Shock the middle class

Jim Broadbent and Lindsay Duncan

Jim Broadbent and Lindsay Duncan

Le Week-End (M)
Review by Emmet O’Cuana

Le Week-End opens with an anxiously bickering couple travelling to Paris via the Channel Tunnel. Their slights are cutting but affectionate, the various crises (who has the euros, who knows the way to the hotel) so recognisably conventional the film appears to be setting out to be a mild romantic comedy.

The couple, Meg and Nick, are played by Lindsay Duncan and Jim Broadbent, and there’s an initial fear that these two gifted actors are being wasted in a slight story about married empty-nesters.

Except the screenplay comes courtesy of Hanif Kureishi, so any such fears are completely unfounded. Instead Le Week-End quickly becomes a reflective piece about two former ’60s radicals whose passions have guttered out.

Nick seems to be under the impression that this trip to the city of love is an opportunity to act out Bertolucci’s Last Tango in Paris. A dismissive Meg oscillates between manic extremes, frustrated by a lifetime of disappointment.

Professional failure and ungrateful children have already combined to drive a wedge between the couple, with additional resentments that slowly become revealed festering away beneath the surface of their relationship.

This film is unflinching in its depiction of a marriage that has survived many years. The occasion of Meg and Nick’s 30 year anniversary has caused both to question why they are still together.

The film also dissects the tendency of couples, after a period of dependable companionship, to take each other for granted.
One scene featuring Mary’s shock at an unexpected revelation captures the perfect note of wounded pride.

Where Le Week-End excels is in contrasting this reassessment of a long-lasting marriage with the disappointments of the Baby Boomer generation’s expectations for the future.

A heart-to-heart between Nick and the teenage son of an old college friend attempts to sum all of this up a little too neatly, but the theme of youthful enthusiasm coming up against wearied experience is nevertheless well presented. Kureishi and director Roger Mitchell’s previous collaboration, Venus with Peter O’Toole, similarly picked at the theme of aging and frustrated desires.
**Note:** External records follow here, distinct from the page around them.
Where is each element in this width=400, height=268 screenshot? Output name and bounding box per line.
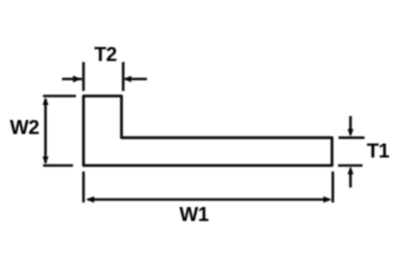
W1 extension line right [331, 172, 334, 203]
W1 extension line left [82, 172, 85, 203]
T2 right arrowhead (points left) [123, 76, 131, 82]
T2 extension line right [122, 62, 125, 91]
svg-text:W2: W2 [10, 117, 39, 139]
T2 right arrow leader [125, 78, 147, 81]
T1 extension line bottom [338, 164, 363, 167]
svg-text:T2: T2 [94, 44, 117, 66]
T1 up arrow leader [349, 169, 352, 188]
T2 extension line left [82, 62, 85, 91]
W1 dimension line [88, 198, 329, 201]
T1 down arrow leader [349, 116, 352, 135]
W1 right arrowhead (points right) [323, 196, 331, 203]
T1 down arrowhead [348, 129, 354, 137]
svg-text:W1: W1 [179, 204, 208, 226]
W2 extension line top [43, 95, 76, 98]
W2 dimension line [44, 99, 47, 163]
W1 left arrowhead (points left) [86, 196, 94, 203]
L-profile outline [84, 96, 333, 166]
T2 left arrow leader [62, 78, 82, 81]
W2 top arrowhead (points up) [43, 97, 49, 105]
W2 bottom arrowhead (points down) [43, 157, 49, 165]
T2 left arrowhead (points right) [73, 76, 81, 83]
T1 up arrowhead [348, 167, 354, 175]
T1 extension line top [339, 136, 365, 139]
svg-text:T1: T1 [367, 141, 390, 163]
W2 extension line bottom [43, 164, 73, 167]
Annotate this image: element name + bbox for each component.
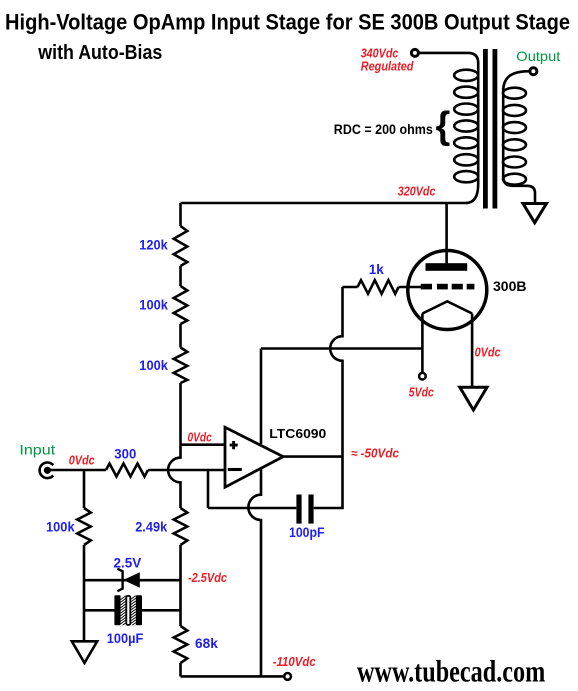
capacitor 100pF [289,495,325,541]
wire cathode feedback (horizontal) [261,347,422,350]
resistor 100k (lower) [139,324,187,445]
tube 300B filament/cathode [422,301,472,313]
svg-text:300B: 300B [493,278,526,294]
label RDC brace [334,105,450,147]
svg-text:www.tubecad.com: www.tubecad.com [357,653,545,688]
wire opamp V- supply with hop [248,468,261,676]
wire bottom rail to -110Vdc terminal [181,655,316,680]
wire input row [47,469,106,472]
resistor 300 [106,447,224,477]
transformer T1 core [483,49,497,209]
svg-text:100k: 100k [139,297,168,312]
capacitor 100uF electrolytic [84,592,181,647]
svg-text:2.5V: 2.5V [114,555,142,570]
op-amp U1 LTC6090 [225,426,326,487]
transformer T1 primary winding [454,70,478,183]
node Input terminal [19,441,94,478]
tube 300B grid [421,284,475,290]
resistor 2.49k [135,508,187,626]
svg-text:5Vdc: 5Vdc [409,385,434,399]
svg-text:RDC = 200 ohms: RDC = 200 ohms [334,121,433,137]
svg-text:100pF: 100pF [289,525,325,540]
svg-text:-2.5Vdc: -2.5Vdc [188,571,227,585]
svg-text:{: { [436,105,451,147]
wire cathode right leg [472,314,501,388]
title [5,10,570,64]
svg-text:with Auto-Bias: with Auto-Bias [37,42,162,64]
zener diode 2.5V [84,555,227,591]
resistor 1k (grid stopper) [343,262,422,294]
wire 320Vdc rail [181,202,469,205]
resistor 100k (input shunt) [46,470,91,641]
watermark www.tubecad.com [357,653,545,688]
svg-text:Output: Output [516,48,560,64]
svg-text:2.49k: 2.49k [135,519,167,534]
ground (secondary) [523,204,547,223]
svg-text:High-Voltage OpAmp Input Stage: High-Voltage OpAmp Input Stage for SE 30… [5,10,570,35]
svg-text:Regulated: Regulated [361,60,414,74]
node 340Vdc terminal [361,47,419,74]
wire - input node down to feedback row [208,470,296,508]
svg-text:LTC6090: LTC6090 [269,426,326,441]
svg-text:100k: 100k [46,519,75,534]
svg-text:0Vdc: 0Vdc [69,453,95,467]
node 320Vdc label [398,184,436,198]
tube 300B envelope [408,251,527,330]
svg-text:≈ -50Vdc: ≈ -50Vdc [351,447,399,461]
ground (input shunt) [72,641,97,663]
wire to opamp + input [181,431,225,445]
svg-text:68k: 68k [195,636,218,651]
svg-text:0Vdc: 0Vdc [188,431,212,445]
wire opamp V+ supply [260,349,263,445]
wire plate lead [445,203,448,263]
wire grid/output vertical with hop over cathode wire [314,287,343,508]
resistor 100k (upper) [139,266,187,324]
svg-text:100µF: 100µF [107,631,144,646]
svg-text:340Vdc: 340Vdc [361,47,399,61]
resistor 68k [174,626,219,676]
svg-text:120k: 120k [139,238,168,253]
tube 300B plate [426,263,468,271]
wire + node down with hop over - wire [168,445,180,508]
svg-text:100k: 100k [139,358,168,373]
svg-text:0Vdc: 0Vdc [475,345,501,359]
resistor 120k [139,203,187,266]
transformer T1 secondary winding [503,71,535,203]
node Output terminal [516,48,560,75]
ground (cathode) [460,387,487,410]
wire 340Vdc to primary top [419,53,478,203]
svg-text:Input: Input [19,441,55,457]
svg-text:-110Vdc: -110Vdc [273,655,316,669]
svg-text:300: 300 [114,447,136,462]
wire opamp output [283,447,399,461]
wire cathode left leg to 5Vdc terminal [409,314,434,400]
svg-text:320Vdc: 320Vdc [398,184,436,198]
svg-text:1k: 1k [369,262,385,277]
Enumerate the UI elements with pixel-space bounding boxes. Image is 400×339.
There is again more of an emphasis on the feelings of the male protagonist – Duncan’s haughty but wounded spouse is more reactive to Broadbent’s outbursts.

Still there is a great poignancy to Nick’s attempts to recapture the youthful spirit of the ’60s, from rocking out to Bob Dylan to recreating the famous dance scene from Godard’s Bande à part. The warm and evocative music of Nick Drake also features throughout on the soundtrack.

Duncan and Broadbent are excellent as the feuding couple.

Nick, in particular (if played by a weaker actor), would have been a whinging pompous oaf, but Broadbent has enough of a finely tuned common touch to make the character easily relatable.

Lindsay Duncan is fantastic, taking full advantage of the film’s stripped back theatrical style to deliver a restrained and unmannered performance.

The late entry of Jeff Goldblum into the proceedings, playing a once-precocious follower of Nick’s during his university days turned bestselling pseudo-academic man of letters, carries the film neatly along to an emotional climax.

Le Week-End represents an interesting recent trend in cinema, joining the likes of The Best Exotic Marigold Hotel and Quartet, movies aimed at an older audience.

Instead of green-screen spectacle and comic book violence appealing to teenage boys, these films focus on human drama.
The emotional lives of these characters are genuine and the continuing audience-appeal of the actors shows there is a strong market for these pictures.

With plenty of memorable, if downright cutting, dialogue, great central performances and nicely chosen music from Nick Drake, Le Week-End makes for an enjoyably provocative cinematic experience.